Quindi come ricorda lavoce.info far pace con l'Europa è stato essenziale ma non basterà perché alla fine il deficit presumibile si attesterà sul 2,2 contro il 2,04 furbetto propalato da Salvini-Di Maio che poi era diventato di fatto un 2,4. La tabella de lavoce.info spiega fin troppo bene che anche il Conte 2 ha rinviato i grandi sogni al futuro, almeno alla legge di bilancio per il 2021 se andrà bene.

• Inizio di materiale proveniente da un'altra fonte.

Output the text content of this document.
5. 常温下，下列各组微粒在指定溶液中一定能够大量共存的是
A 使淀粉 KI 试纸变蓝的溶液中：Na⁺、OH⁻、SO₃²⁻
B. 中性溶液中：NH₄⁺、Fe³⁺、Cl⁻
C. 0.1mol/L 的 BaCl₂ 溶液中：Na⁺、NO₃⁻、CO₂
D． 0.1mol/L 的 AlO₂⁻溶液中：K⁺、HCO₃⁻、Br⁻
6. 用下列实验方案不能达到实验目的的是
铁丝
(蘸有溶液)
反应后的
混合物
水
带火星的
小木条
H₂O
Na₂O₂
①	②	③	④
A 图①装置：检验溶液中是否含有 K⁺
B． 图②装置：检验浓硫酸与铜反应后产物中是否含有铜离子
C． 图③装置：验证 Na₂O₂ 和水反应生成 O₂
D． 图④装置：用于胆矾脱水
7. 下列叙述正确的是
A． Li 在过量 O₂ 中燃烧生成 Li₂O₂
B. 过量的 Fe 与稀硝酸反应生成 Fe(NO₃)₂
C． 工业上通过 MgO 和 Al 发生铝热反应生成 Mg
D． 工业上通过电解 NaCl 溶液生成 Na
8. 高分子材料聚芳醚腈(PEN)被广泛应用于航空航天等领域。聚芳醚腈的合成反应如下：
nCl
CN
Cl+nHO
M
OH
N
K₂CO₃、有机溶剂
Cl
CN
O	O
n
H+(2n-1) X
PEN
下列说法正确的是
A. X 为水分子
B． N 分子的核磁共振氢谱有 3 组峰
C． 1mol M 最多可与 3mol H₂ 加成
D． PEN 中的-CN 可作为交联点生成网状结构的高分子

Sempre secondo lavoce.info il solo risparmio indotto dallo spread nei prossimi sette anni ci darà almeno 24 mld, ma il vero nodo è sempre lo stesso: l'evasione fiscale (e  dell'Iva, oltre 30 mld all'anno, primo poco onorevole posto in Europa, un quarto dell'intera evasione continentale), gli sprechi di un'Italia arretrata nelle abitudini e nelle strutture, pubbliche in particolare, gravate da costi e inefficienze ormai anacronistiche, la distorsione economica indotta da un sistema Paese fatto di monopoli pubblici e cartelli fra privati che alterano ogni possibile fattore di concorrenza e quindi di risparmio ed efficienza.
In uno studio di Confindustria, a fronte di una spesa complessiva di 850 mld, quella "aggredibile" era stata valutata in 290 mld essendo quasi impossibile entrare con la mannaia in temi come le pensioni, gli stipendi, gli interessi sul debito e altro. Tuttavia, secondo i criteri molto liberisti di Confindustria, bisogna considerare che in questo caso parte del sistema pubblico italiano e del relativo welfare passerebbe in qualche modo in mano ai privati. Quindi è più praticabile il calcolo dell'ultimo commissario - sconfitto anche lui e allontanato dalla politica - Carlo Cottarelli per il quale si sarebbe potuto arrivare (a regime) a risparmiare qualcosa come 34 mld, cifra ben più abbordabile dei 290 ma comunque in grado, per la politica, di far male ad alcune categorie o a settori produttivi del Paese attraverso la riduzione dei sussidi, delle detrazioni generosamente concesse negli anni alle varie lobby. Il calcolo venne fatto nel 2014 e i 34 mld sarebbero divenuti effettivi nel 2016. Ma si sa come andò a finire.  E neppure il fattore protezione dell'ambiente, la nuova ventata verde che scuote mezzo mondo, sembrano poter muovere l'immobilismo italiano, perché anche i risparmi in questo settore costano (qui i calcoli dell'Osservatorio sui conti pubblici della Cattolica), hanno ricadute forti, queste immediate, mentre i benefici sarebbero più dilatati nei tempi, come del resto succede in ogni parte del mondo quando si parla sul serio di riforme strutturali, per di più se riguardano modelli di sviluppo. Qui da noi invece impera il presentismo e restiamo bloccati e arretrati, ma soprattutto  campioni della disuguaglianza.
Così l'80 per cento dell'Irpef arriva da quanto versano dipendenti e pensionati, di patrimoniale guai a parlare, dello scovare i patrimoni occultati non si vede traccia, di trasformare uno Stato brontosaurico in un modello di efficienza nei servizi al cittadino non c'è neppure una volontà palese.